Putin, a moment or two later, said, "It seems to me that you liked the railway station, too?"

Bach: "I more than liked it, not just for its functionality, but for its architecture, too. It impresses me very much that you were able to build this railway station in just four years. Aside from the architecture and the unique solutions to link the old and new stations, I was also impressed by the way the facilities have been designed to allow people with disabilities to use them. I learned today, for example, that a special path has been laid in the terminal for the visually impaired. I think this is an optimistic sign for the future, a sign that shows how architecture and construction are developing in general in Russia.

"Of course, this new station will be used after the Olympics, too, and will become part of the Olympic heritage not just for Sochi but for the whole country."

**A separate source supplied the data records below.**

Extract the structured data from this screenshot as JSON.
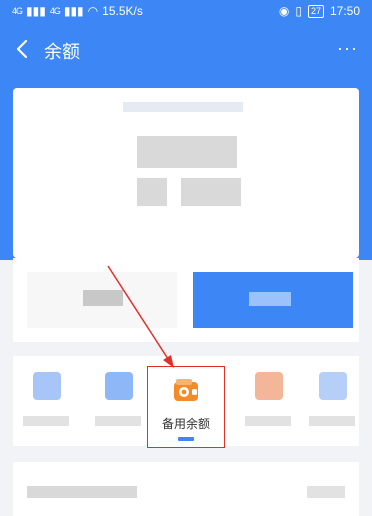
{
  "status_bar": {
    "signal_1": "4G",
    "signal_2": "4G",
    "speed": "15.5K/s",
    "battery": "27",
    "time": "17:50"
  },
  "nav": {
    "title": "余额",
    "more": "···"
  },
  "menu": {
    "highlight_label": "备用余额"
  },
  "colors": {
    "primary_blue": "#3d86f5",
    "highlight_red": "#e0302c",
    "wallet_orange": "#f28c2b"
  }
}
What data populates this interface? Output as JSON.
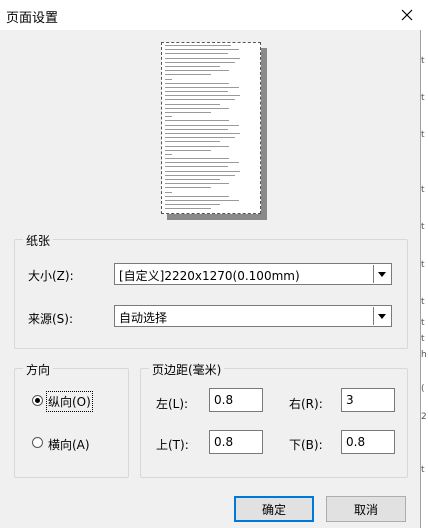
{
  "window": {
    "title": "页面设置"
  },
  "preview": {},
  "paper": {
    "legend": "纸张",
    "size_label": "大小(Z):",
    "size_value": "[自定义]2220x1270(0.100mm)",
    "source_label": "来源(S):",
    "source_value": "自动选择"
  },
  "orientation": {
    "legend": "方向",
    "portrait_label": "纵向(O)",
    "landscape_label": "横向(A)",
    "selected": "portrait"
  },
  "margins": {
    "legend": "页边距(毫米)",
    "left_label": "左(L):",
    "left_value": "0.8",
    "right_label": "右(R):",
    "right_value": "3",
    "top_label": "上(T):",
    "top_value": "0.8",
    "bottom_label": "下(B):",
    "bottom_value": "0.8"
  },
  "buttons": {
    "ok": "确定",
    "cancel": "取消"
  },
  "background_glyphs": [
    "t",
    "t",
    "t",
    "t",
    "t",
    "t",
    "t",
    "t",
    "t",
    "h",
    "(",
    "2",
    "t"
  ]
}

Putin: "Yes, I wanted to say the same words. It will be an important part of the Olympics' legacy."

Is this revolutionary? No.

Is this important stuff? Yes, just like the handicap ramps that were built as a design feature into a nearby hockey arena, also a new idea in Russia.

A recycling program for water bottles -- a new idea.

Another new idea -- the volunteer program that will make the Games go in a country that previously had no volunteer culture.

On a Sunday morning in St. Petersburg, there they were by the dozens in their blue vests, 2014 volunteers, out in the rain, seeing the relay down Moscow Avenue and beyond, bringing the Olympic flame to a part of Russia nearly 1,450 miles away from Sochi. They made lifetime memories for literally thousands of people, and so many kids.

It was not even seven years ago, the summer of 2007, that Sochi was bidding for the 2014 Games. To have imagined such a scene then -- truly, it was unthinkable.